His point seemed to resonate Thursday after Higgins stomped off the set following a tense TV exchange with a morning news reporter and members of a studio audience.

Higgins said she was appalled by the suggestion that she was a de facto puppet candidate because others had urged her to run. And, she said, she was annoyed by the charge that firing her manager in mid-campaign showed poor political acumen.

After the interview, Higgins slammed her notes on a desk and berated her questioner with the Cornflakes comment.

Higgins said her meltdown was a long time coming.

“I had reached the limit of my patience with the negativity. Some may say I am being unrealistic to think politics can be respectful.

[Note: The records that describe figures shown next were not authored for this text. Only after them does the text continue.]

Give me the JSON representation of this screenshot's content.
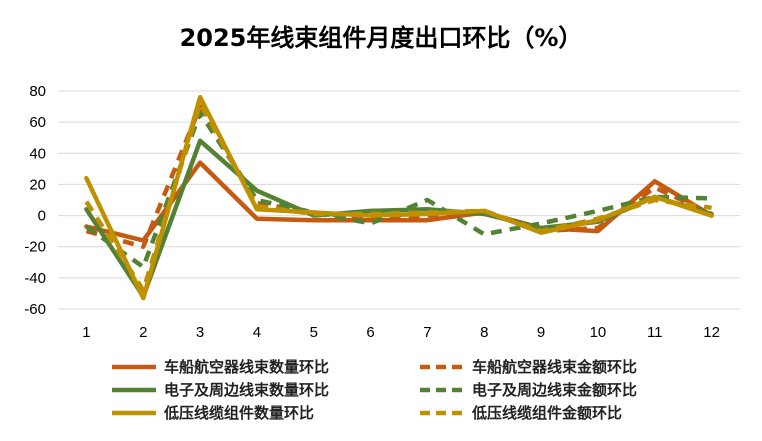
{
  "chart_data": {
    "type": "line",
    "title": "2025年线束组件月度出口环比（%）",
    "xlabel": "",
    "ylabel": "",
    "ylim": [
      -60,
      80
    ],
    "yticks": [
      80,
      60,
      40,
      20,
      0,
      -20,
      -40,
      -60
    ],
    "categories": [
      "1",
      "2",
      "3",
      "4",
      "5",
      "6",
      "7",
      "8",
      "9",
      "10",
      "11",
      "12"
    ],
    "grid": true,
    "legend_position": "bottom",
    "series": [
      {
        "name": "车船航空器线束数量环比",
        "color": "#c55a11",
        "style": "solid",
        "values": [
          -7,
          -16,
          34,
          -2,
          -3,
          -3,
          -3,
          2,
          -8,
          -10,
          22,
          0
        ]
      },
      {
        "name": "车船航空器线束金额环比",
        "color": "#c55a11",
        "style": "dashed",
        "values": [
          -10,
          -20,
          70,
          8,
          2,
          -2,
          0,
          3,
          -10,
          -8,
          18,
          1
        ]
      },
      {
        "name": "电子及周边线束数量环比",
        "color": "#548235",
        "style": "solid",
        "values": [
          4,
          -52,
          48,
          16,
          0,
          3,
          4,
          1,
          -8,
          -4,
          12,
          1
        ]
      },
      {
        "name": "电子及周边线束金额环比",
        "color": "#548235",
        "style": "dashed",
        "values": [
          -7,
          -33,
          66,
          10,
          2,
          -5,
          10,
          -12,
          -5,
          3,
          12,
          11
        ]
      },
      {
        "name": "低压线缆组件数量环比",
        "color": "#bf9000",
        "style": "solid",
        "values": [
          24,
          -53,
          76,
          4,
          2,
          0,
          1,
          3,
          -11,
          -3,
          12,
          0
        ]
      },
      {
        "name": "低压线缆组件金额环比",
        "color": "#bf9000",
        "style": "dashed",
        "values": [
          9,
          -48,
          72,
          6,
          1,
          1,
          2,
          3,
          -10,
          -2,
          10,
          5
        ]
      }
    ]
  }
}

I disagree and will continue to speak out for what’s right.”

McIver was clearly in need of a popularity boost at her expense.

The three-term alderman known for his fiscal hawkishness was the front-runner at the starting line but has since fallen back.

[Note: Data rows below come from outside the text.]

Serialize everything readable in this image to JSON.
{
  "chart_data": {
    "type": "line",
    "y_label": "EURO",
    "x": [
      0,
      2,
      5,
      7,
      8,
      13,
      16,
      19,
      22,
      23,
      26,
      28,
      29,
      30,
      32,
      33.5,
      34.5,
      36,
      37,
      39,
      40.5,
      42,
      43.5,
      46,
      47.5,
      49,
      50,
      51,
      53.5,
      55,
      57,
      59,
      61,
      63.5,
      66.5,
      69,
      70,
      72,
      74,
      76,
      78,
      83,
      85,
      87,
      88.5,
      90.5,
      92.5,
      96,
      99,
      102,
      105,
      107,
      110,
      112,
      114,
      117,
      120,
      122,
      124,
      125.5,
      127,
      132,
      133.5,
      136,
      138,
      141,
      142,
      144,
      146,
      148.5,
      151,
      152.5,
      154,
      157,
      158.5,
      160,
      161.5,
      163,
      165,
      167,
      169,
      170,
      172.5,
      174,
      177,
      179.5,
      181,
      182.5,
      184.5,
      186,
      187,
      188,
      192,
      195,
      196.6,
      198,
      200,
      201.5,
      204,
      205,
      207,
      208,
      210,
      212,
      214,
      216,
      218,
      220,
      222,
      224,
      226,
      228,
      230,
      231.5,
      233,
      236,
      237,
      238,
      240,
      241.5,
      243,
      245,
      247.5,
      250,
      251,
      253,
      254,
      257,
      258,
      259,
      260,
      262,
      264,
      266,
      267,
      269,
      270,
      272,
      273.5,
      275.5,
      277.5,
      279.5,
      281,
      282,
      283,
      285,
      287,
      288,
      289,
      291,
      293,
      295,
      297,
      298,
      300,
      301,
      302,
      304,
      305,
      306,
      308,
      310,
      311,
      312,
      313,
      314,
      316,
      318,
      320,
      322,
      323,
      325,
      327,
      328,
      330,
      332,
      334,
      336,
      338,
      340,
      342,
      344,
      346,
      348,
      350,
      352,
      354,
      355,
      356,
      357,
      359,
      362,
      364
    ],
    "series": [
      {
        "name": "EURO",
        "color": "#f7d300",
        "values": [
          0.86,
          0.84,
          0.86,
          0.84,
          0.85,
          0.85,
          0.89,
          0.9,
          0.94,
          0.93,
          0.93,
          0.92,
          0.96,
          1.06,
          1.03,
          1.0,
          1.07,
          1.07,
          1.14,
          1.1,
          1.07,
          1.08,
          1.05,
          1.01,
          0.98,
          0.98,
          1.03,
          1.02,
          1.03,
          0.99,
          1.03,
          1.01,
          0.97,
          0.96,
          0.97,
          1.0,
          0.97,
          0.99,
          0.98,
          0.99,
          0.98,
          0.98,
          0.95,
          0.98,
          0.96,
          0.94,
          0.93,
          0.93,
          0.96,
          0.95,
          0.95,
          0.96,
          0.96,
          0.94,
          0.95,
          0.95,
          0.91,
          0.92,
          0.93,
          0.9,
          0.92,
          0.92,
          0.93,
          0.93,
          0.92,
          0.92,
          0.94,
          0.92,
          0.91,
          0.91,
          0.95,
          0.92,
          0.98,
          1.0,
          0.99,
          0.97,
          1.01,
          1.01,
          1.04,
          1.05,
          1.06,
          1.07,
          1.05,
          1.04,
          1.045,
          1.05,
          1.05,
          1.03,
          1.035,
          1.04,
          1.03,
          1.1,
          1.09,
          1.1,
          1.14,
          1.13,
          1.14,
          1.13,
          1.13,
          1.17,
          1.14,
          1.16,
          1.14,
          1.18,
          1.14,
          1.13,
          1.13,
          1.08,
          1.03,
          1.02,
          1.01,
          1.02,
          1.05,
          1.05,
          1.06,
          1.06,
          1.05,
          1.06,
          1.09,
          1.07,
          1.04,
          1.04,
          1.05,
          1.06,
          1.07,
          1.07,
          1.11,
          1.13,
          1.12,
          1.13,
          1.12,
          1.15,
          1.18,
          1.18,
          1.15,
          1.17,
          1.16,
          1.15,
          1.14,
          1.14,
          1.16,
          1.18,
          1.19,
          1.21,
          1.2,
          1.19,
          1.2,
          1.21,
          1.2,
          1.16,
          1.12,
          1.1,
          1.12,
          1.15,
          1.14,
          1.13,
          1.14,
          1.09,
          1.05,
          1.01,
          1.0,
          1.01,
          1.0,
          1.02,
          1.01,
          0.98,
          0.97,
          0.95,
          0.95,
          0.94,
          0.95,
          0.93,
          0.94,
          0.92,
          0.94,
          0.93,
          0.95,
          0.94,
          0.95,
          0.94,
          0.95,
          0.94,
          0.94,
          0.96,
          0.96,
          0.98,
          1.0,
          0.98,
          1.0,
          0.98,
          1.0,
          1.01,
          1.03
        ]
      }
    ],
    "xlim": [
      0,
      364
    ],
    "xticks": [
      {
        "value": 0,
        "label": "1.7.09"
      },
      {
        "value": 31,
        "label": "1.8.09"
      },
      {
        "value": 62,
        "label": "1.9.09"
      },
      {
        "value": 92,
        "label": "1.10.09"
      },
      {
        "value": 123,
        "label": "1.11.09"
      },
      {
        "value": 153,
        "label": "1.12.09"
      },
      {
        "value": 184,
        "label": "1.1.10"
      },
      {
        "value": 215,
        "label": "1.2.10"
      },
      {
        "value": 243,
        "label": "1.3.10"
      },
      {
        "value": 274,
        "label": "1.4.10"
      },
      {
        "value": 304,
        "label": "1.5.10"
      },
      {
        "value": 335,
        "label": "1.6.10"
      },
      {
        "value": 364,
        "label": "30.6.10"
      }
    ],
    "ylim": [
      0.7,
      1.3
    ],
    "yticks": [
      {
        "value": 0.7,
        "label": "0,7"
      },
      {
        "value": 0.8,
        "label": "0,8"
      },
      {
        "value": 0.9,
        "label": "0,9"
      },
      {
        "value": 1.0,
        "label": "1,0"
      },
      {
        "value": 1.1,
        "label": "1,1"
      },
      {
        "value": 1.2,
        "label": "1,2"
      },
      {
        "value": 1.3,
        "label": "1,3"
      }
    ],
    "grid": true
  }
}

Critics have labelled him “Dr. No” for his strident, some say knee-jerk, opposition to many proposed ideas and bylaws — a man who knows how to stop a project but lacks the vision to make one happen.

Both have been blindsided by Naheed Nenshi, a 38-year-old business professor who has used Twitter and other social media to get out his message on what he says is a rudderless, misspending city council.

Nenshi has proven himself an adept political showman.

His supporters stand out at rallies in their grape-hued “Purple Revolution” T-shirts. His website includes a self-deprecating video of people trying to pronounce his name (NAH’-hed NEN’-shee).

In Edmonton, the fate of the City Centre Airport has become the election battleground.

The airport, first licensed in pre-Depression 1929, helped define the city and opened up Canada’s North, but has since been eclipsed by the larger international version, a 20-minute drive south of the capital.

Major flights are now centred at the international, but the people fighting to keep the downtown airport open say it’s critical for charter service to the oilsands and medevac flights.

Mayor Stephen Mandel, running for a third term, and other city councillors voted more than a year ago to close the facility and create in its stead a flagship environmentally sustainable mixed-use business-residential district.

A group calling itself Envision Edmonton is fighting that plan. Last month, it submitted a petition to get the issue on an election-day plebiscite. Council rejected the list as months too late and thousands of names short.

Envision then went the political route.

It is now backing pro-airport candidates such as mayoral hopeful Dave Dorward,and has gone on a media blitz.

“It’s Time to Speak Up!” shouts a half-page Envision Edmonton newspaper ad illustrated by a plaid-shirted Everyman with his mouth duct-taped shut.

To response, a pro-closure group titled “Yes For Edmonton” has sprung up.

“We need to get out the other side of the story,” said group member Pat MacKenzie, a former Edmonton alderman. “What could be done on the airport lands would actually be a model of where we want our city to go.”

Mandel won a landslide victory with 65 per cent of the vote in 2007 and Dorward is expected to be hard-pressed to unseat him.

Bonar, meanwhile, has made headlines by literally taking his campaign to the streets.

The entrepreneur and martial arts enthusiast pretended last week to be just off the bus from Vancouver, bumming smokes, sleeping in a park and peeing in an alley, which carries a $250 fine.

Bonar said it helps to walk in the shoes of those you want to help.

“If I don’t reduce homelessness by 80 per cent within three years (if elected mayor) I’ll fall on my own sword in disgrace,” he said.

Elsewhere in Alberta:

— In Grande Prairie, incumbent Mayor Dwight Logan is facing four other contenders, including two councillors.

— In Red Deer, Mayor Morris Flewwelling is seeking a third term in a city where polls suggest people want action to fight a rise in property crime.

— In Lethbridge, six candidates are battling to replace Bob Tarleck, who is retiring after nine years as mayor.

— In Medicine Hat, two candidates are challenging incumbent Mayor Norm Boucher.

— In Fort McMurray, Mayor Melissa Blake is running for a third term against two challengers in a city still grappling with catching up the infrastructure to rapid population growth spawned by the oilsands.